Public and Urban Policy Student Angela Butel Co-Authors Two Center for New York City Affairs Reports

Human services aid from New York State helps localities pay for direct services, including public assistance and services provided through nonprofits. In this report we examine New York State, New York City and county budget data to understand how State funding trends affect localities across the state and New York City in particular.

Since FY2011, most areas of state human services funding have suffered as a result of the Governor’s stringent budget policy. This is true throughout the state, particularly in the downstate suburbs. This human services budget austerity, at a time of increasing state revenue collections, has also had a profound adverse impact on nonprofit human services providers funded under local and state contracts.

A companion Center report to this one, Why Washington Matters: Federal Spending is Crucial to New York Children and Families, explored the vulnerability of human services funding to proposed budget-cutting by Congress in 2017 and 2018. Federal funds for New York City human services were actually slightly higher (four percent) in 2018 than at the end of the 2008-09 Great Recession. In contrast, State funding for City human services was nine percent less in FY2018 than at the end of the Great Recession.

This human services disinvestment is evidence of State policymakers’ failure to use the state budget to respond to the very real daily struggles of many New Yorkers. As the State Legislature makes decisions about the Fiscal Year 2020 budget in the coming weeks, we call on them to consider how cuts to human services funding impede localities’ ability to provide the supports that children and families need to thrive.

Key Findings

  • Since the end of the 2008-09 Great Recession, New York’s economy has grown steadily but State funding for human services aid to local governments has been slashed by 26 percent (FY2011 to FY2018.)

  • Recovery from the recession has been uneven and many areas contend with continued economic hardship and child poverty. The number of food stamp recipients in the suburbs and upstate is 57 percent higher than before the recession, and child poverty in several upstate cities ranges from 30 to 50 percent. These localities are forced to meet increased need with less funding help from the State.

  • Downstate suburban counties have been hit the hardest by decreases in local aid. Nassau, Suffolk, Westchester, Rockland, and Orange counties experienced a collective 25 percent decline in State funding from 2011 to 2017 (the latest year for county-level, calendar-year detail), compared to an overall seven percent decrease in funding for upstate counties, and a 10 percent falloff in New York City. The corresponding statewide decline in human services aid is 21 percent for 2011-17 and a full 26 percent for the FY2011-18 term.
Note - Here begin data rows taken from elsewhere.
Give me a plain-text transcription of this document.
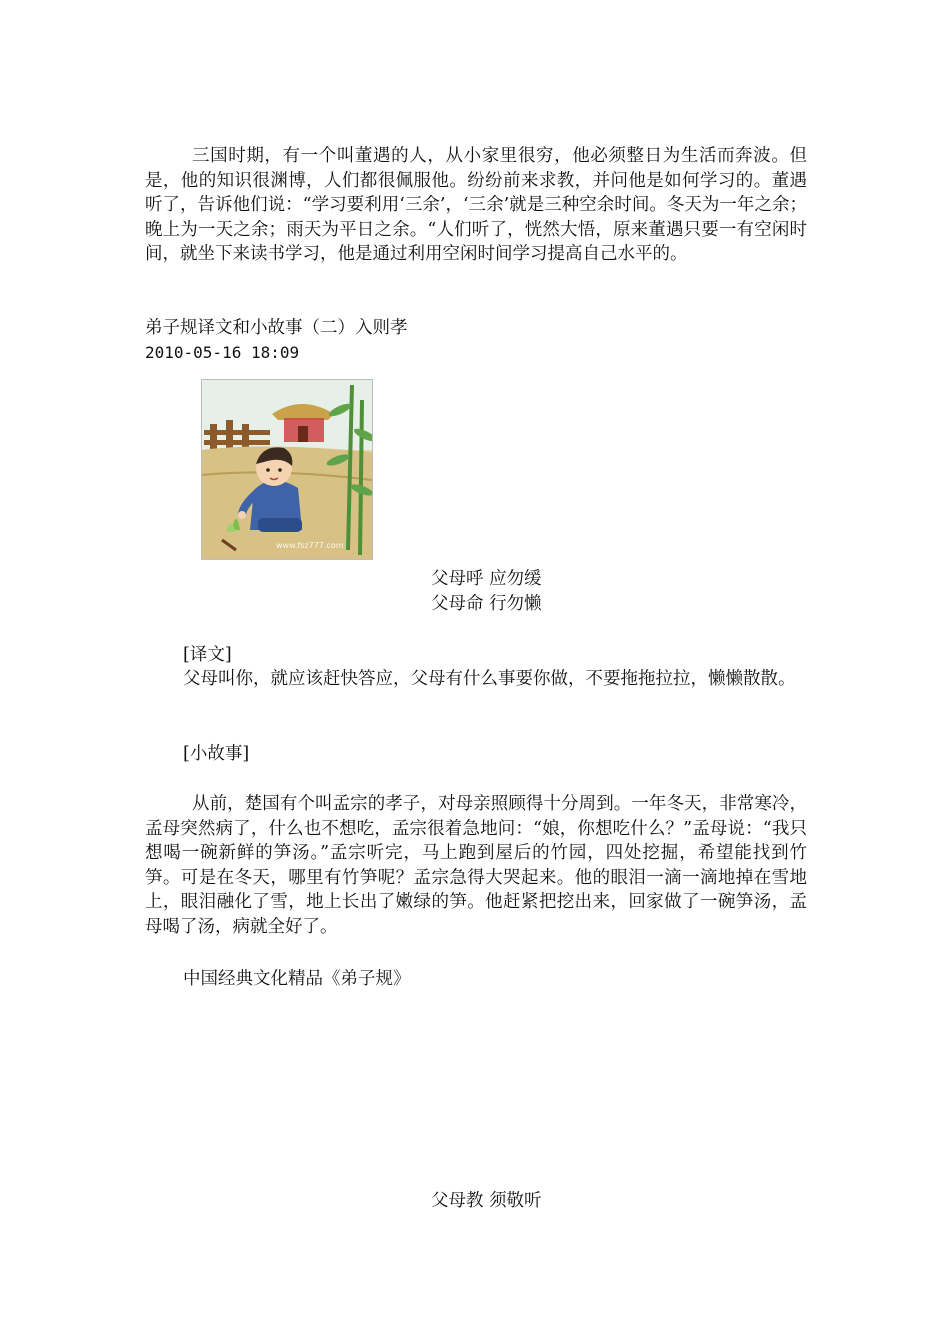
三国时期，有一个叫董遇的人，从小家里很穷，他必须整日为生活而奔波。但是，他的知识很渊博，人们都很佩服他。纷纷前来求教，并问他是如何学习的。董遇听了，告诉他们说：“学习要利用‘三余’，‘三余’就是三种空余时间。冬天为一年之余；晚上为一天之余；雨天为平日之余。“人们听了，恍然大悟，原来董遇只要一有空闲时间，就坐下来读书学习，他是通过利用空闲时间学习提高自己水平的。

弟子规译文和小故事（二）入则孝

2010-05-16 18:09

www.fsz777.com

父母呼 应勿缓

父母命 行勿懒

[译文]

父母叫你，就应该赶快答应，父母有什么事要你做，不要拖拖拉拉，懒懒散散。

[小故事]

从前，楚国有个叫孟宗的孝子，对母亲照顾得十分周到。一年冬天，非常寒冷，孟母突然病了，什么也不想吃，孟宗很着急地问：“娘，你想吃什么？”孟母说：“我只想喝一碗新鲜的笋汤。”孟宗听完，马上跑到屋后的竹园，四处挖掘，希望能找到竹笋。可是在冬天，哪里有竹笋呢？孟宗急得大哭起来。他的眼泪一滴一滴地掉在雪地上，眼泪融化了雪，地上长出了嫩绿的笋。他赶紧把挖出来，回家做了一碗笋汤，孟母喝了汤，病就全好了。

中国经典文化精品《弟子规》

父母教 须敬听
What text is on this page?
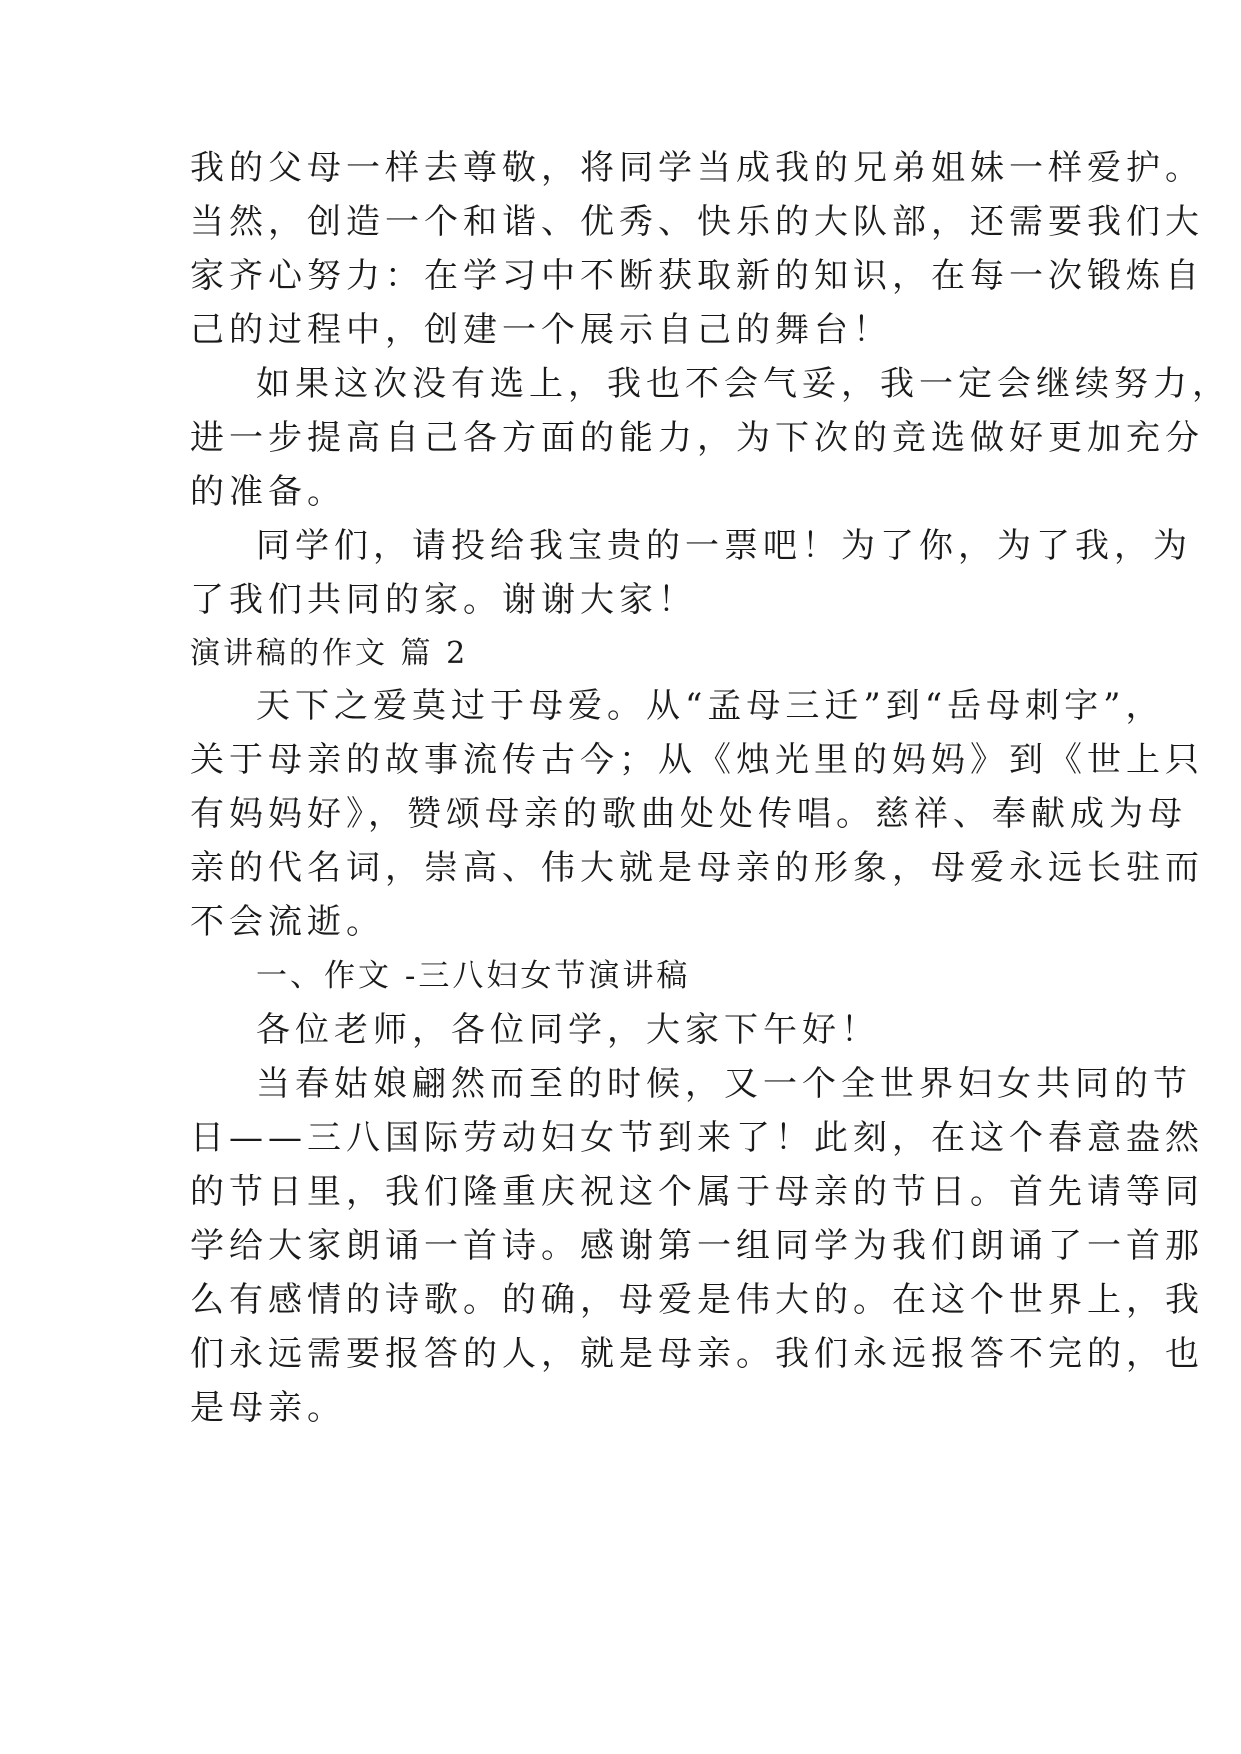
我的父母一样去尊敬，将同学当成我的兄弟姐妹一样爱护。
当然，创造一个和谐、优秀、快乐的大队部，还需要我们大
家齐心努力：在学习中不断获取新的知识，在每一次锻炼自
己的过程中，创建一个展示自己的舞台！
如果这次没有选上，我也不会气妥，我一定会继续努力，
进一步提高自己各方面的能力，为下次的竞选做好更加充分
的准备。
同学们，请投给我宝贵的一票吧！为了你，为了我，为
了我们共同的家。谢谢大家！
演讲稿的作文 篇 2
天下之爱莫过于母爱。从“孟母三迁”到“岳母刺字”，
关于母亲的故事流传古今；从《烛光里的妈妈》到《世上只
有妈妈好》，赞颂母亲的歌曲处处传唱。慈祥、奉献成为母
亲的代名词，崇高、伟大就是母亲的形象，母爱永远长驻而
不会流逝。
一、作文 -三八妇女节演讲稿
各位老师，各位同学，大家下午好！
当春姑娘翩然而至的时候，又一个全世界妇女共同的节
日——三八国际劳动妇女节到来了！此刻，在这个春意盎然
的节日里，我们隆重庆祝这个属于母亲的节日。首先请等同
学给大家朗诵一首诗。感谢第一组同学为我们朗诵了一首那
么有感情的诗歌。的确，母爱是伟大的。在这个世界上，我
们永远需要报答的人，就是母亲。我们永远报答不完的，也
是母亲。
  • The reduction in State local aid means counties have had fewer resources to fund services. Inflation-adjusted spending from all sources (local, state and federal) on human services, mental health and public health plummeted by 46 percent from 2011 to 2017 for the five downstate counties and by 32 percent for 51 upstate counties.

  • Since FY2012, Governor Andrew Cuomo has proposed a 2 percent cap on increased spending for all State operating funds, placing fairly tight limits on expenditure growth. This spending cap has not been applied evenly; while Medicaid and school aid have increased 4 percent per year since FY2012, human services local aid has fallen by 5 percent annually.

  • Localities spend a large part of State aid on contracts with human services nonprofits. Yet, these nonprofits have gone for years without even minimal cost-of-living adjustments and contract reimbursement rates have consistently been too low to fully cover nonprofits’ costs. This adversely affects the predominantly female nonprofit human services workforce, who are paid significantly less than workers in analogous positions in other fields.

  • State human services aid to New York City remains nearly nine percent (as of FY2018) below pre-FY2011 levels when adjusted for inflation. In FY2018, the State provided a total of nearly $1.9 billion in human services aid to five New York City agencies providing assistance to the city’s children and vulnerable families.

If State human services funding to localities had grown at the same rate as the overall State budget since FY2011, the proposed FY2020 budget would be 44 percent higher (+ $2.2 billion) than proposed by the Governor, and the amount going to New York City would be 20 percent greater (or roughly $360 million higher than current funding).   

James Parrott is the Director of Economic and Fiscal Policy at the Center for New York City Affairs (CNYCA).

Angela Butel is a research assistant providing data support for CNYCA’s work on economic policy and child welfare. She is currently pursuing a Master’s degree in Public and Urban Policy at Milano.